Frittata with Spinach, Zucchini, Onion, and Fresh Herb

Prep Time: 20 minutes | Cook TIme: 10 minutes | Serves: 4

What you will need:
1 large mixing bowl
1 oven-safe skillet

1 tablespoon extra virgin olive oil
½ medium onion, sliced thinly
1 zucchini, cut in half, length-wise, then cut thinly into half moons
3 cups of spinach, washed, stalks removed, patted dry and chopped roughly
¼ cup fresh herbs (parsley, rosemary, and thyme), chopped finely
½ teaspoon black pepper
8 eggs, broken and whisked with about 1 tablespoon water
1 avocado, sliced

1. Preheat oven to 400 degrees.
2. Heat a medium-sized skillet on medium heat. Add the oil, heat, then lower the heat.
3. Add the onion and saute for a few minutes until translucent. Add the zucchini and cook for 2 minutes. Add the spinach and allow to soften, then toss in the herbs, salt, and pepper.

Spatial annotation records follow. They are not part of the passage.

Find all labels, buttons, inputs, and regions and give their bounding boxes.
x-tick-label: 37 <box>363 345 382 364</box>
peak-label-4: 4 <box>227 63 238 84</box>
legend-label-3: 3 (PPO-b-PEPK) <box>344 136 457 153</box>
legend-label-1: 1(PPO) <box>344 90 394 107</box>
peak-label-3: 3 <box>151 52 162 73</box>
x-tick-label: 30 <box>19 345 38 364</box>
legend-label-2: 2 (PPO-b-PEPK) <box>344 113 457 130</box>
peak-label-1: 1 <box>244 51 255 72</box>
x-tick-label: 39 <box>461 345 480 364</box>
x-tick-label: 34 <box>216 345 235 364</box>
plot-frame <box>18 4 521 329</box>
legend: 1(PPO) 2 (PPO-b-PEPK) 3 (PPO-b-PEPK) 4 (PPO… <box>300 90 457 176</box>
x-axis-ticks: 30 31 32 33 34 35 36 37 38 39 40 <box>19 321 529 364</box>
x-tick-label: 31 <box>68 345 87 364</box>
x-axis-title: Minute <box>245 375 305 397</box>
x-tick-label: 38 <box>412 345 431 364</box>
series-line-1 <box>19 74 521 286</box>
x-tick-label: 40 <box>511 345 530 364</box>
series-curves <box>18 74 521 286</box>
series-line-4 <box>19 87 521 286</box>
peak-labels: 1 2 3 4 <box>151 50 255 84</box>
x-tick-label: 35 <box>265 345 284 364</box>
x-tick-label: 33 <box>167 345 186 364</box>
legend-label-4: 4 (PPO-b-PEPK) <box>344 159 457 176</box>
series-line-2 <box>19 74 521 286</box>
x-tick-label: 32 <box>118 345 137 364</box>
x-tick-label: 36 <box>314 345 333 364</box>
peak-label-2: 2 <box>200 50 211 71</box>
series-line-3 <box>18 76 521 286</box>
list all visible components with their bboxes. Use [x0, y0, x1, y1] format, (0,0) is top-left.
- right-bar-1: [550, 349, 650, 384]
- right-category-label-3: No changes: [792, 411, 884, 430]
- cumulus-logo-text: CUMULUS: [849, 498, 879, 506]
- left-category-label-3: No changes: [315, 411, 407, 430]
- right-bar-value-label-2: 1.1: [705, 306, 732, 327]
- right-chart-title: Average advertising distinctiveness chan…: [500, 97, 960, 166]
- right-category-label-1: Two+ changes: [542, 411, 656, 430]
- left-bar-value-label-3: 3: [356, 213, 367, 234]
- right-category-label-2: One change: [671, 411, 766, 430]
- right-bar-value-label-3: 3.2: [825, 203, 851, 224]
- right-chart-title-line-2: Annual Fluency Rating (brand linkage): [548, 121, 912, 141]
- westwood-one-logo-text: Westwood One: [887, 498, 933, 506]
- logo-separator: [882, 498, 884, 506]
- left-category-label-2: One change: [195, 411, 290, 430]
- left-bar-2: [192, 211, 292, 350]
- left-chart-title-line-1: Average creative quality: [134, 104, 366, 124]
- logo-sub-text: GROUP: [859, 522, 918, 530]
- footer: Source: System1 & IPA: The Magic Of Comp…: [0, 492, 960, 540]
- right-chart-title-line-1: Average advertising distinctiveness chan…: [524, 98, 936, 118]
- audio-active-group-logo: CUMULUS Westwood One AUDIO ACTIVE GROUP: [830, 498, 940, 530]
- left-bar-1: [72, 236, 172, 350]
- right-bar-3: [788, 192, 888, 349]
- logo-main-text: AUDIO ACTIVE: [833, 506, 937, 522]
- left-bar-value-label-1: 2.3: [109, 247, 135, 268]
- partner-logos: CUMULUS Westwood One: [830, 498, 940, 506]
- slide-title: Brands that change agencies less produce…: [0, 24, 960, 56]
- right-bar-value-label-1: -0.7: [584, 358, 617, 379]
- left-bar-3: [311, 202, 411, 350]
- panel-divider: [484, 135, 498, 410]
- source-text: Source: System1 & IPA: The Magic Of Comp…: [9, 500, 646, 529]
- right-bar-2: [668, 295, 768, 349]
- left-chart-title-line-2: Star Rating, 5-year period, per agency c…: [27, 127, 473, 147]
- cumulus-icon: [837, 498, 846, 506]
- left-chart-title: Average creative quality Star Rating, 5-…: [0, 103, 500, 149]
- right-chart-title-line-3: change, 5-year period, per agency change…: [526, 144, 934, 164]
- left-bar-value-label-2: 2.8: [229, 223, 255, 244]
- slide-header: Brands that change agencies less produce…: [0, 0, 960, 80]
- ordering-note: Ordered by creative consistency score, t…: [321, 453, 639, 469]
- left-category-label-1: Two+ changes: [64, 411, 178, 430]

Stir to combine.
4. Add in egg mixture and with a rubber spatula, go around the edge and allow some of the soft egg mixture to cook.
5. Place in the oven for about 5-7 minutes until set.
6. Cut into 4 pieces and serve with salad greens and some sliced avocado.

Serving suggestion:
To make it a meal, enjoy with a cup of soup from the 10-Day Detox Diet recipes.